Cerbera is a genus of evergreen small trees or shrubs, native to tropical Asia, Australia, Madagascar, and various islands in the Indian Ocean and the western Pacific Ocean.

Three trees of this genus are mangroves, Cerbera floribunda, Cerbera manghas and Cerbera odollam.

Description
The leaves are alternate and lack interpetiolar stipules. The tubular corollas are actinomorphic, i.e. they are symmetric and can be divided in halves along any diameter.
All trees contain a white latex. The fruits are drupes.

The genus is named after Cerberus because all its parts are poisonous : they contain cerberin, a cardiac glycoside, a substance that blocks electric impulses in the body (including the beating of the heart). Therefore, it is advised to avoid using wood from Cerbera species due to their toxicity, and as their smoke may cause lethal poisoning.
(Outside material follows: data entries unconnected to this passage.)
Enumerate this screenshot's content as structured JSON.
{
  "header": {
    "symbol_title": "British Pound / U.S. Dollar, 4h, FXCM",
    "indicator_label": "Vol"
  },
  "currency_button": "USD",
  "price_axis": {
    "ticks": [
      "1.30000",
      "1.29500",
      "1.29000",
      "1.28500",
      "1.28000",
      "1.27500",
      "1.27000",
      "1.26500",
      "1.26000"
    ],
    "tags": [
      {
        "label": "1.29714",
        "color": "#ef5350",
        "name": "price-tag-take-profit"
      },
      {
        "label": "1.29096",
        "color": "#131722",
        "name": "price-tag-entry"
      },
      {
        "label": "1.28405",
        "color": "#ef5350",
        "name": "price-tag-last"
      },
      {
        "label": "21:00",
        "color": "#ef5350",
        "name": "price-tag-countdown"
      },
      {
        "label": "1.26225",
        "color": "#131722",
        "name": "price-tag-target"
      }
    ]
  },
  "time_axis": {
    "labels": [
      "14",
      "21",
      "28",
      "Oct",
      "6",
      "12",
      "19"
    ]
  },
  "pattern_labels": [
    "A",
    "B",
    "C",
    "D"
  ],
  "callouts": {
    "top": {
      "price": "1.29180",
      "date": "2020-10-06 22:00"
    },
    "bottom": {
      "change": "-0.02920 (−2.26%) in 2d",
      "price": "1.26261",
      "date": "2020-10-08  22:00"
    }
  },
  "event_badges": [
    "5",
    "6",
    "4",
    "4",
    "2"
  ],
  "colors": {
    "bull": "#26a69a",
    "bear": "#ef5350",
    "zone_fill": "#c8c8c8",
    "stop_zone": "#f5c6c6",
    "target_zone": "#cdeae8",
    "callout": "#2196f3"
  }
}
The genus is related to Cerberiopsis, endemic to New Caledonia.

Species
The World Checklist of Selected Plant Families includes:
Cerbera dilatata Markgraf. - Chiute - Mariana Islands
 Cerbera dumicola P.I.Forst. - Queensland
 Cerbera floribunda K. Schumann – Cassowary Plum - Queensland, New Guinea, Maluku, Sulawesi, Solomon Islands, Bismarck Archipelago, Micronesia
 Cerbera inflata S.T. Blake – Grey Milkwood, Milky Pine - Queensland, Papua New Guinea, Bismarck Archipelago
 Cerbera laeta A.J.M.Leeuwenberg - Papua New Guinea
 Cerbera manghas L. - Tanzania, Madagascar, Comoros, Seychelles, Mauritius, India, Sri Lanka, Bangladesh, S China, Ryukyu Islands, Andaman & Nicobar Islands, Indochina, insular Southeast Asia, N Australia, numerous Pacific islands
 Cerbera odollam Gaertn. – Suicide Tree - India, Sri Lanka, Bangladesh, Andaman & Nicobar Islands, Indochina, insular Southeast Asia, Queensland, numerous Pacific islands

formerly included
 Cerbera obovata Roem. &  Schult. = Craspidospermum verticillatum Bojer ex Decne.  
 Cerbera oppositifolia Lam. = Ochrosia oppositifolia (Lam.) K.Schum.